Tuesday, January 24, 2023

Take a Look at United Theological Seminary of the Twin Cities

The other day I issued a warning about a particular seminary that required doctrinal purity, according to their strict definition of it, in order for people to attend as students. Not expecting many Universal Life Church ministers to fit easily into their stuffy little box, I advised steering clear, despite the ubiquity of online ads from that seminary. My suggestion was, and remains, to carefully look through the list of schools accredited* with the Association of Theological Schools (ATS) if you want to take an advanced degree in theology and/or ministry. Today, though, I'll offer a suggestion of a seminary, perhaps to counterbalance the negativity of my other post on this topic. 

United Theological Seminary of the Twin Cities (UTSTC), located in Minnesota, is ATS accredited and makes it possible for students to study entirely online, or attend in person. Online classes can either be asynchronous, meaning there are no scheduled class times and collaboration is done online through discussion groups and the like, or synchronous. This latter option entails attending classes virtually at scheduled times. For those working 9-5 jobs, synchronous coursework can be tricky. Fortunately, it's possible to do everything asynchronously if that's your reality. 

UTSTC is affiliated with the United Church of Christ, widely known as the most progressive or 'theologically liberal' denomination in the United States. At the same time, UTSTC operates largely as an interfaith seminary, offering MDiv concentrations for both their own and other Christian denominations (Lutheran StudiesMethodist StudiesPresbyterian StudiesUCC Studies), but also for other religions (UU StudiesHumanist StudiesInterreligious Chaplaincy—Islamic FocusBahá’í Pastoral Care), alongside other tracks that are independent of religious tradition (Interreligious ChaplaincySocial TransformationTheology and the ArtsChurch LeadershipLutheran StudiesSpiritual DirectionBiblical StudiesReligion and TheologyGeneral Studies).

Having spoken with current and former students, current staff, and religious leaders local to the seminary, I know this to be a very, very open-minded institution. Whatever you believe, you can find a place here. You can also evolve, changing your faith, without any hindrance with this seminary. There is no swearing allegiance to one religious tradition or ideology. Atheists, Christians, Jewish folks, Muslims, Hindus, Humanists, Baha'i, interfaith people, and really anyone else can attend and learn, so long as they are otherwise eligible.

On the application you will be asked about your religious background, but it's simply a dropdown menu with a range of options. Among them are 'interfaith' and 'other,' so if none of the other options fit, you have an 'out.' Two references are required, being from either 1) a religious leader, 2) a former professor, or 3) a professional colleague. If you've done anything at all in life that was good, you probably can find two people to be good references for you. The rest is the standard essay writing and academic history work, including sending official transcripts from any schools you've attended before. Of course, you will need an earned, accredited Bachelor's degree (any field) to be eligible to study for a graduate degree.

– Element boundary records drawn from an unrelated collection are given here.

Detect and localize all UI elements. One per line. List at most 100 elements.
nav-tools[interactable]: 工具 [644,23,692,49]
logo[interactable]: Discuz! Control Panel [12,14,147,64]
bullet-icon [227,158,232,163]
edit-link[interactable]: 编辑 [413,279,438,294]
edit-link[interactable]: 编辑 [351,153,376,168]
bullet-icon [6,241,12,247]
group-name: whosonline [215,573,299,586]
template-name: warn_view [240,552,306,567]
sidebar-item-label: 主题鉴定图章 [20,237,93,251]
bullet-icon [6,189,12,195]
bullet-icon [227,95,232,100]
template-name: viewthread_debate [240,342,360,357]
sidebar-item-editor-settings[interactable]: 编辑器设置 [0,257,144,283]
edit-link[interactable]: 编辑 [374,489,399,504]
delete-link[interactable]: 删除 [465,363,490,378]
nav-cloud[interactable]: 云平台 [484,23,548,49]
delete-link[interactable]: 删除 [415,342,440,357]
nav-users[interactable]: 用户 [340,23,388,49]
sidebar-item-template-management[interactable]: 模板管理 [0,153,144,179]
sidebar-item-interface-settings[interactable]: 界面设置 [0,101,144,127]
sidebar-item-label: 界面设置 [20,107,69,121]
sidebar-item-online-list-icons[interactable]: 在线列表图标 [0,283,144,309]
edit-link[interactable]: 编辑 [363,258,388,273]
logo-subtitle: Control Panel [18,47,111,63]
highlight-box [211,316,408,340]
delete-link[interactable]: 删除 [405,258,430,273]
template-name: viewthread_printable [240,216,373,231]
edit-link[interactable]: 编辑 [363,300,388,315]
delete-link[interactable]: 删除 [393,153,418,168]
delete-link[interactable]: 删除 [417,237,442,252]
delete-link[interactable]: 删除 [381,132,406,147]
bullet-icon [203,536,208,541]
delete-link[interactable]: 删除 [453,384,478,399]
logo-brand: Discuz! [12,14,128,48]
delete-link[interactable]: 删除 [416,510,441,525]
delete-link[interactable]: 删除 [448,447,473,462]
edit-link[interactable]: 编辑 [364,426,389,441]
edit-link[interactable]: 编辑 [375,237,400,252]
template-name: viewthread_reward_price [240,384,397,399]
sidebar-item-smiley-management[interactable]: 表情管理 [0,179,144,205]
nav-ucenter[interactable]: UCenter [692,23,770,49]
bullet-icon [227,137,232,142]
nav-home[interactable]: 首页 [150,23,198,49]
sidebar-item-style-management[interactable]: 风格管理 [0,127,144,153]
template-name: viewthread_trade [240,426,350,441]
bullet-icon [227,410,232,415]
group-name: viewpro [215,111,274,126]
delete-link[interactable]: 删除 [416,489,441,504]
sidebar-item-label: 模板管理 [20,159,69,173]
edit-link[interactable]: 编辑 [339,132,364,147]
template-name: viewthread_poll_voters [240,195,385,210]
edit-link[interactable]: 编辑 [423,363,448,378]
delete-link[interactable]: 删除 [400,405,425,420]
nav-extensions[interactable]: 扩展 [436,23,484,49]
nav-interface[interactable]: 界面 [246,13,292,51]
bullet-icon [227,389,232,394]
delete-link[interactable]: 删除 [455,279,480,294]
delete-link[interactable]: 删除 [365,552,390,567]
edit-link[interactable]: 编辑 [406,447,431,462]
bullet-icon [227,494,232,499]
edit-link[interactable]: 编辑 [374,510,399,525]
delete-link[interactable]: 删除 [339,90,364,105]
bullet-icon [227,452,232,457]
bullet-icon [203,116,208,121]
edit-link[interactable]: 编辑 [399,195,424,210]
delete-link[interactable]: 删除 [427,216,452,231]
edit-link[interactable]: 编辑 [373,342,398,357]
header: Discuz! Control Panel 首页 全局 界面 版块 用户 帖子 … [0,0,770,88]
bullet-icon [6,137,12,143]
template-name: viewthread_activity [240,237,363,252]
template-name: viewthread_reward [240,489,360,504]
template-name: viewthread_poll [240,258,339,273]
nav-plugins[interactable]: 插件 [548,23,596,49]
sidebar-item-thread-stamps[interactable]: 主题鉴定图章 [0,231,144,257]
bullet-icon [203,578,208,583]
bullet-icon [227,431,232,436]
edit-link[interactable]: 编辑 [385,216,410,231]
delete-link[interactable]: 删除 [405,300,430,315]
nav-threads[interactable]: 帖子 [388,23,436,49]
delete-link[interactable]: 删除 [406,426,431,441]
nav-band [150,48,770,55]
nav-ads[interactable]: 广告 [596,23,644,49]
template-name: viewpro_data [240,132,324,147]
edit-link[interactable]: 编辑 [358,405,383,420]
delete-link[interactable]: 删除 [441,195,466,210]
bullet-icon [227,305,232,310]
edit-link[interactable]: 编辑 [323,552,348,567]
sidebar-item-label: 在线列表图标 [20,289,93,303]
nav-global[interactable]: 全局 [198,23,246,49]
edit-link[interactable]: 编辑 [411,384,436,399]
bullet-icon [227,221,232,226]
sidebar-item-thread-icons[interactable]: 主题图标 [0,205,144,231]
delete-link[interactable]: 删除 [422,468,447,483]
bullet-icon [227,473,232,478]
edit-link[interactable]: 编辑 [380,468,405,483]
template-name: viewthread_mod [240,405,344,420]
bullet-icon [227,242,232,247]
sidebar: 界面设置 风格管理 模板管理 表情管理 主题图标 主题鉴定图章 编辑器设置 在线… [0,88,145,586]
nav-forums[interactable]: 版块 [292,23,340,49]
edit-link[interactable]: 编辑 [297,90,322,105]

Hopefully this information will be of use to some ULC ministers, or really anyone looking for a quality, progressive theological education that will prepare them for a wide range of ministries. Be sure to visit the seminary website, and give it some thought. I hope to enroll later this year myself, so maybe we'll be classmates.

*A word about accreditation in theological education. ATS accreditation is important for those of us who need formal training for the types of ministry we'll carry out, such as institutional chaplains and teaching in accredited schools. It is the gold standard for anyone looking for an education that will take their ministry to the next level. To be clear, I'm by no means saying any formal education should be required for ordination. The Universal Life Church ordains anyone upon written request. Your ministry is what you make it. At the same time, some choose to deepen their skill set and knowledge with further education. In a following post I'll share about some unaccredited options for conservative Christian ULC ministers.